Per la maggior parte dei telespettatori, una gara di Formula1 è una sfida tra piloti che, sulle piste di tutto il mondo, devono ottenere il massimo dalle proprie automobili. Il realtà, ancor prima che sul circuito, la vera sfida avviene nei laboratori della scuderie. Le differenze tra le monoposto, in questi giorni protagoniste a Monza, sono misurabili in frazioni di secondo e, per migliorare i risultati (in genere del 10% rispetto all’anno precedente) team di specialisti lavorano su ogni singolo dettaglio.

Un’attività spesso “defilata”, che le case automobilistiche non amano mostrare troppo, anche in considerazione dell’estrema concorrenza tra i team, in uno sport che vede intrecciarsi passione motoristica ed enormi interessi economici.

Lavoriamo insieme

Fa eccezione, in questo ambito, il Lotus F1 Team che, proprio durante il Gran Premio d’Italia, ha raccontato i positivi risultati resi possibili dall’impiego delle tecnologie informatiche. Sino a tre anni fa, infatti, il team Lotus aveva diverse aree dedicate alla pianificazione che non comunicavano tra loro. Questo anche in considerazione del fatto che, tra una gara e l’altra può trascorrere anche una sola settimana. O meglio quattro giorni: tra la fine di un Gran Premio e l’inizio delle prove sul circuito successivo. In questo breve lasso di tempo è necessario realizzare i componenti e le soluzioni che correggano un limite riscontrato analizzando i dati della gara precedente.

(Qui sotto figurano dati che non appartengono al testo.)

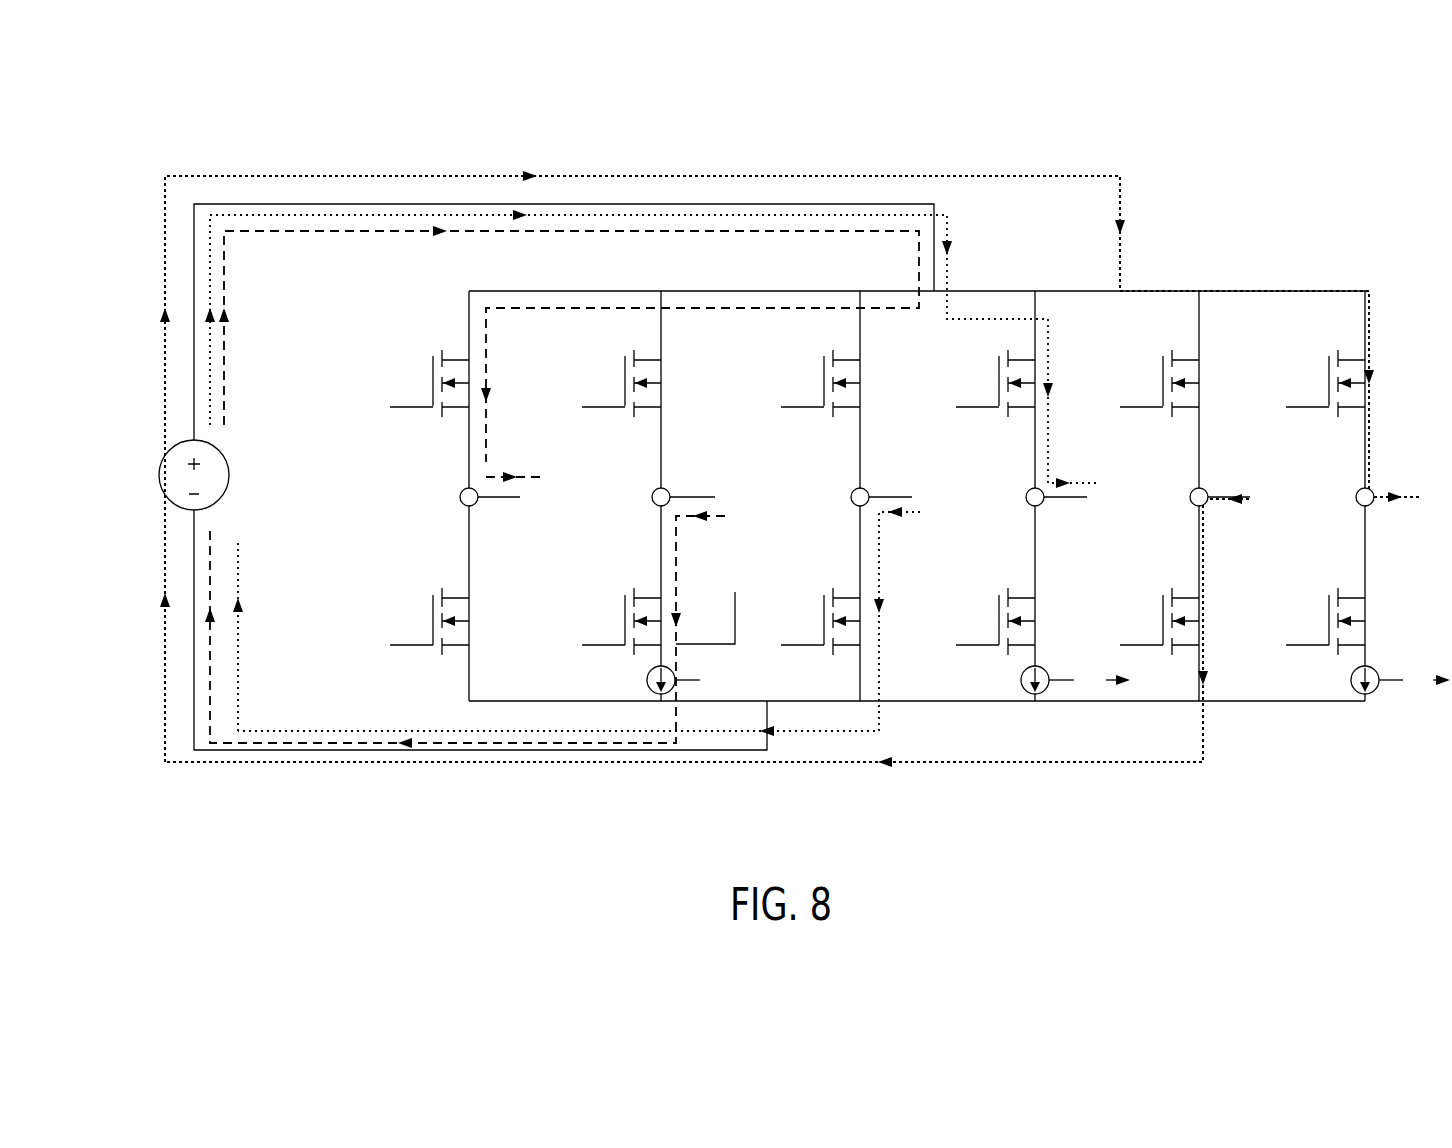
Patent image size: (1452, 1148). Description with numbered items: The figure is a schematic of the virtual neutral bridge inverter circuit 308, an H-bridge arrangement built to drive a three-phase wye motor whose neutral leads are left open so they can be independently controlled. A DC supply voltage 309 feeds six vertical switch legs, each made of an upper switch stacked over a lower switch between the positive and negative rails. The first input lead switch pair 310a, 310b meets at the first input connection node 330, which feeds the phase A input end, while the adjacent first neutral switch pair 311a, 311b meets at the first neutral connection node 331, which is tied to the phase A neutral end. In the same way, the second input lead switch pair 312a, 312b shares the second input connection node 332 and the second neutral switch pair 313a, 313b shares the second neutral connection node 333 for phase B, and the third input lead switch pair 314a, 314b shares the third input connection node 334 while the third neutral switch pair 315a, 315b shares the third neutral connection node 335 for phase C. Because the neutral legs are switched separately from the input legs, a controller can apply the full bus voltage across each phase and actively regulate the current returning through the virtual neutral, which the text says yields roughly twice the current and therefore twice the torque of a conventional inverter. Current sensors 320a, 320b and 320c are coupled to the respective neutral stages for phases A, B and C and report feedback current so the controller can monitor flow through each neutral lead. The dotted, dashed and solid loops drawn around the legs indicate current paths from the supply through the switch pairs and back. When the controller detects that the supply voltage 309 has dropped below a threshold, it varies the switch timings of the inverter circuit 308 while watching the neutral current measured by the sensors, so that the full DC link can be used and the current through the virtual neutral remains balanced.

Da qui la necessità di più gruppi di lavoro dedicati. In particolare un team lavora su un R&D estremo, per sviluppi futuri, cercando di innovare il più possibile. Un secondo gruppo di tecnici si dedica allo sviluppo della macchina dell’anno successivo. Un terzo gruppo, che è anche il più numeroso, lavora sulle componenti dell’auto attuale, con ritmi serratissimi dettati dagli eventi del fitto calendario. Del resto, come spiega Luca Mazzocco, Senior Marketing Account Manager di Lotus F1 Team, “per avere una misura dell’enorme mole di lavoro svolto, basti ricordare che, nella galleria del vento di Lotus si testano circa 600 pezzi a settimana. E, solo per la resina utilizzata nella realizzazione dei prototipi, l’azienda spende 2 milioni di euro all’anno”.

Comunicare per vincere 

Questi pochi elementi sono sufficienti per comprendere anche l’enorme mole di dati prodotti, oltre alla difficoltà nella comunicazione e nello scambio di informazioni tra le singole divisioni. Una situazione che, soprattutto nei concitati periodi in cui si svolgono le gare, non permette di ottimizzare le risorse. Da qui la scelta di Lotus di stringere un accordo di collaborazione con Avanade. L’azienda, nata da una joint-venture di Accenture e Microsoft Corporation, fornisce infatti servizi tecnologici aziendali che coniugano conoscenza, innovazione ed esperienza nelle tecnologie Microsoft per aiutare i clienti nel raggiungere gli obiettivi prefissati.

Una competenza e una dotazione tecnologica che ha permesso a Lotus F1 Team di creare uno strumento di programmazione unico per l’azienda, realizzando un sistema di feedback sulle informazioni, assicurando a tutte le divisioni la possibilità di essere collegate e di interfacciarsi tra loro. L’obiettivo era quello di favorire la delivery immediata delle diverse prestazioni. In pratica, infatti, le diverse programmazioni sono integrate in un unico strumento. In questo modo il team può ora visualizzare le interdipendenze e gestire situazioni non previste, cosa che non era possibile fare in precedenza, perché le differenze non erano mai state integrate. Mentre attualmente i responsabili dispongono di una maggiore visibilità dei processi dell’intera catena.